Based on § 4 of the Occupational Health and Safety Act, a break of half an hour must be taken after six hours of work, and 45 minutes after nine hours. However, this break does not necessarily have to be taken in one piece, as it is also legally permissible to break it up into parts. Important is also the agreement between the employer and the employee, which results from the collective agreement or alternatively from the company agreements. The § 7 ArbZG knows for example special forms of the break regulation in enterprises with shift models.

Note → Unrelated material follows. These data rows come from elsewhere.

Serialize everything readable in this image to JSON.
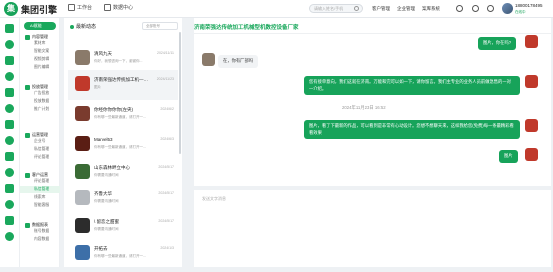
{
  "header": {
    "logo_text": "集团引擎",
    "tabs": [
      {
        "label": "工作台"
      },
      {
        "label": "数据中心"
      }
    ],
    "search_placeholder": "请输入姓名/手机",
    "links": [
      "客户管理",
      "企业管理",
      "案库系统"
    ],
    "user": {
      "phone": "18800178495",
      "status": "在线中"
    }
  },
  "menu": {
    "active_label": "AI赋能",
    "sections": [
      {
        "title": "内容管理",
        "items": [
          "素材库",
          "智能文案",
          "视频剪辑",
          "图片编辑"
        ]
      },
      {
        "title": "投放管理",
        "items": [
          "广告投放",
          "投放数据",
          "推广计划"
        ]
      },
      {
        "title": "运营管理",
        "items": [
          "企业号",
          "私信管理",
          "评论管理"
        ]
      },
      {
        "title": "客户运营",
        "items": [
          "评论管理",
          "私信管理",
          "线索库",
          "智能客服"
        ]
      },
      {
        "title": "数据报表",
        "items": [
          "账号数据",
          "内容数据"
        ]
      }
    ],
    "active_item": "私信管理"
  },
  "list": {
    "title": "最新动态",
    "filter": "全部账号",
    "conversations": [
      {
        "name": "清风九天",
        "date": "2024/11/11",
        "sub": "你好，我想咨询一下，谢谢你..."
      },
      {
        "name": "济南荣强达传统加工机—…",
        "date": "2024/11/23",
        "sub": "图片"
      },
      {
        "name": "你经你你你你(左央)",
        "date": "2024/6/2",
        "sub": "你有哪一些最新通道，请打开一..."
      },
      {
        "name": "Marvel53",
        "date": "2024/6/3",
        "sub": "你有哪一些最新通道，请打开一..."
      },
      {
        "name": "山东森林畔立中心",
        "date": "2024/5/17",
        "sub": "你需要沟通时间"
      },
      {
        "name": "齐鲁大华",
        "date": "2024/5/17",
        "sub": "你需要沟通时间"
      },
      {
        "name": "\\ 留恋之甜蜜",
        "date": "2024/5/17",
        "sub": "你需要沟通时间"
      },
      {
        "name": "开拓去",
        "date": "2024/1/3",
        "sub": "你有哪一些最新通道，请打开一..."
      }
    ]
  },
  "chat": {
    "title": "济南荣强达传统加工机械型机数控设备厂家",
    "messages": [
      {
        "dir": "out",
        "text": "图片，你在吗?"
      },
      {
        "dir": "in",
        "text": "在，你有厂部吗"
      },
      {
        "dir": "out",
        "text": "您有接单意向，我们这就在济南。万能和完可以如一下，请你留言。我们主专业的业务人员前做急售的一对一介绍。"
      },
      {
        "dir": "out",
        "text": "图片，看了下最新的作品，可以看到是非常有心动设计。您想不想聊天来，这样我给您(免费)每一条最精彩看看效果"
      },
      {
        "dir": "out",
        "text": "图片"
      }
    ],
    "timestamp": "2024年11月23日 16:52",
    "composer_placeholder": "发送文字消息"
  },
  "colors": {
    "accent": "#17a35a"
  }
}
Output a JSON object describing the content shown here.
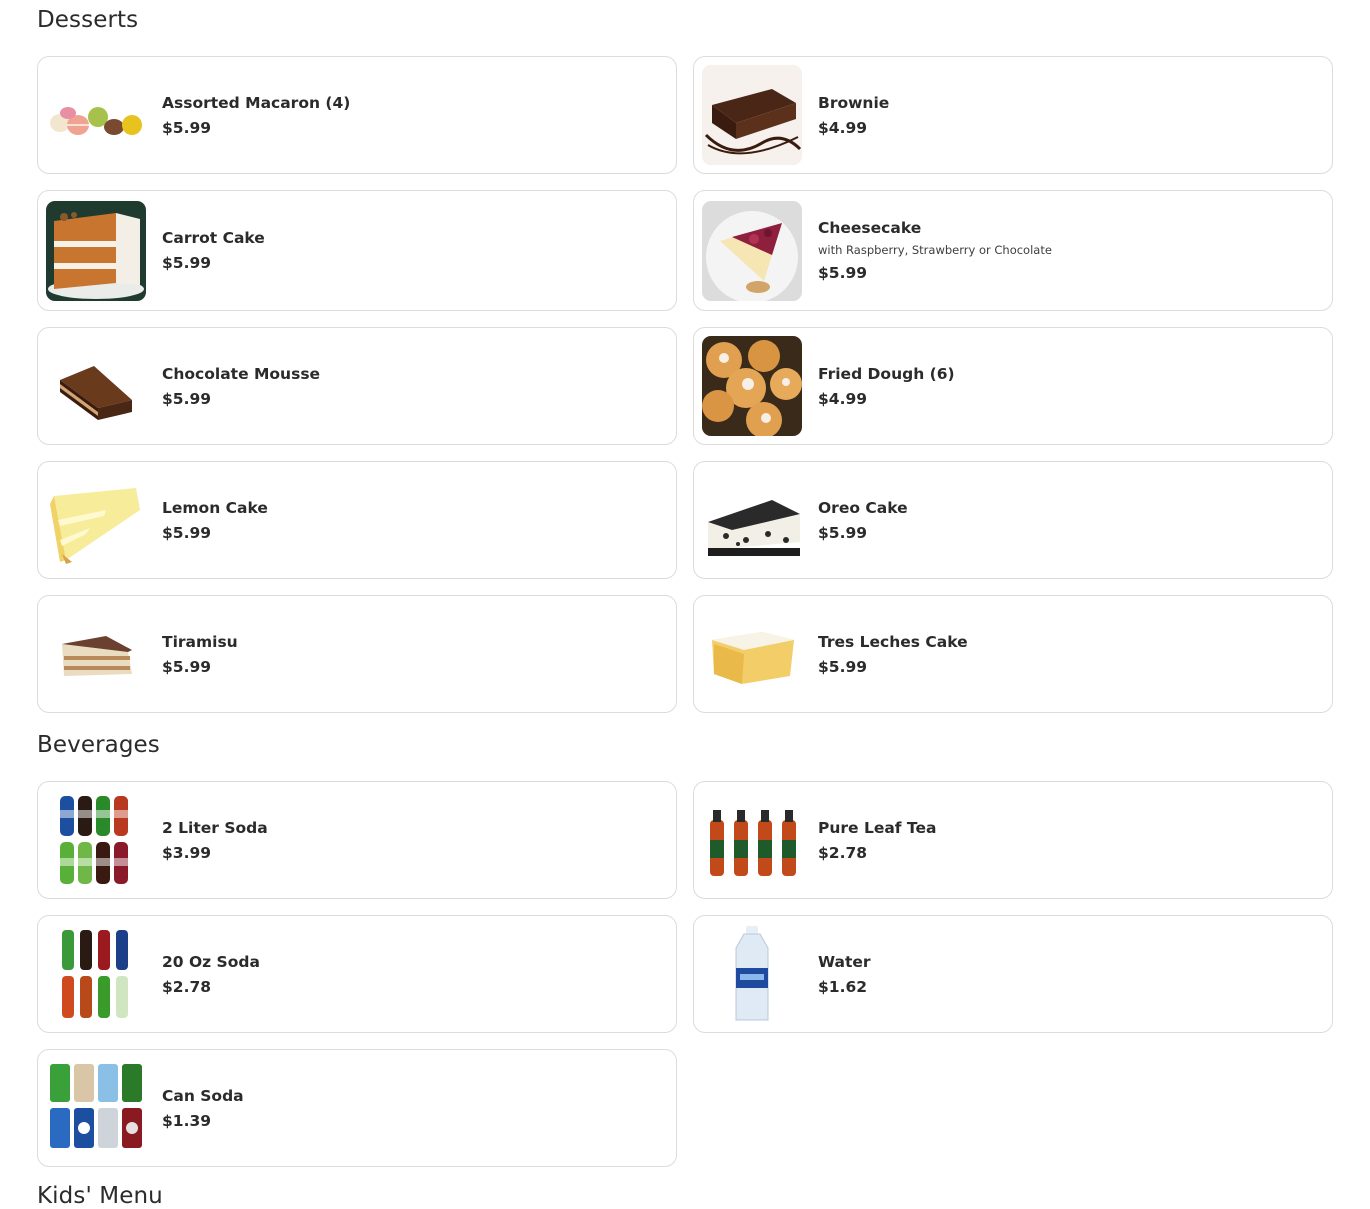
{
  "sections": {
    "desserts": {
      "title": "Desserts",
      "items": [
        {
          "name": "Assorted Macaron (4)",
          "price": "$5.99",
          "icon": "macaron-image"
        },
        {
          "name": "Brownie",
          "price": "$4.99",
          "icon": "brownie-image"
        },
        {
          "name": "Carrot Cake",
          "price": "$5.99",
          "icon": "carrot-cake-image"
        },
        {
          "name": "Cheesecake",
          "description": "with Raspberry, Strawberry or Chocolate",
          "price": "$5.99",
          "icon": "cheesecake-image"
        },
        {
          "name": "Chocolate Mousse",
          "price": "$5.99",
          "icon": "chocolate-mousse-image"
        },
        {
          "name": "Fried Dough (6)",
          "price": "$4.99",
          "icon": "fried-dough-image"
        },
        {
          "name": "Lemon Cake",
          "price": "$5.99",
          "icon": "lemon-cake-image"
        },
        {
          "name": "Oreo Cake",
          "price": "$5.99",
          "icon": "oreo-cake-image"
        },
        {
          "name": "Tiramisu",
          "price": "$5.99",
          "icon": "tiramisu-image"
        },
        {
          "name": "Tres Leches Cake",
          "price": "$5.99",
          "icon": "tres-leches-image"
        }
      ]
    },
    "beverages": {
      "title": "Beverages",
      "items": [
        {
          "name": "2 Liter Soda",
          "price": "$3.99",
          "icon": "two-liter-soda-image"
        },
        {
          "name": "Pure Leaf Tea",
          "price": "$2.78",
          "icon": "pure-leaf-tea-image"
        },
        {
          "name": "20 Oz Soda",
          "price": "$2.78",
          "icon": "twenty-oz-soda-image"
        },
        {
          "name": "Water",
          "price": "$1.62",
          "icon": "water-bottle-image"
        },
        {
          "name": "Can Soda",
          "price": "$1.39",
          "icon": "can-soda-image"
        }
      ]
    },
    "kids": {
      "title": "Kids' Menu"
    }
  },
  "colors": {
    "card_border": "#dcdcdc",
    "text": "#2b2b2b"
  }
}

May the boss refuse the break or require work during the break?

Working without breaks

There are always bosses and superiors who would like to have the work transferred to the employee completed immediately. Breaks are often a nuisance here, as the efficiency of an employee can be increased – at least from the employer’s point of view – if the employee does not take a break. However, this is not legally permissible. An employer is obliged on the basis of the ArbZG to allow his employee to take a break. However, the extent of the break can be regulated independently by the boss, provided that the employer does not fall below the legal minimum requirements. Longer breaks are permitted by law, even if hardly any employer actually takes them. In shift work, the break time between two shifts is also of particular importance. This break time is defined as a rest period and may not be less than 11 hours after the end of the shift until the start of the next shift according to § 5 ArbZG. This regulation poses great challenges, especially for shift operations with a small workforce. There are, however, special regulations in this respect, which are also used by many companies in certain industries.

The special rules

Certain industries or occupational groups are exempt from the minimum rest break between two shifts. Examples of this are industrial companies or hospitals and the care sector. Employees in managerial positions or chief physicians are also exempt from this regulation, as there is a separate legal regulation for these occupational groups with § 18 ArbZG. Also in the public service, for example in the fire department or the police force or in the public service. in the correctional system, other regulations can be applied as a rest period between two duty shifts.

Drivers in passenger or freight transport are also an exception. Rest and driving times may not exceed a maximum of 9 hours within a 24-hour period. In this case, however, the actual time spent by the employee behind the wheel applies to his or her actual driving time. For this occupational group there is also a different maximum working time, as after a time of 4.5 hours a minimum time of 45 minutes must be taken as a break.

Young people also fall within the scope of the special regulations. However, these have their basis in the Youth Employment Protection Act. On the basis of this law, the weekly working time of a young person may not exceed 40 hours, with the week running from Monday to Friday. Even for young people, a minimum break time must be taken after a period of 4.5 hours. This break is 15 minutes. However, if the young person works 4.5 to 6 hours a day, he or she is entitled to a break of at least 30 minutes. If the daily working time exceeds 6 hours, the employee is entitled to a break of 60 minutes.

If there is a disagreement between you and your boss about what kind of break you are entitled to, a lawyer’s advice can shed light on the matter. Some superiors like to try to put the employee under pressure. We are very happy to be at your disposal in such cases and to assist you in claiming your right on the basis of the law.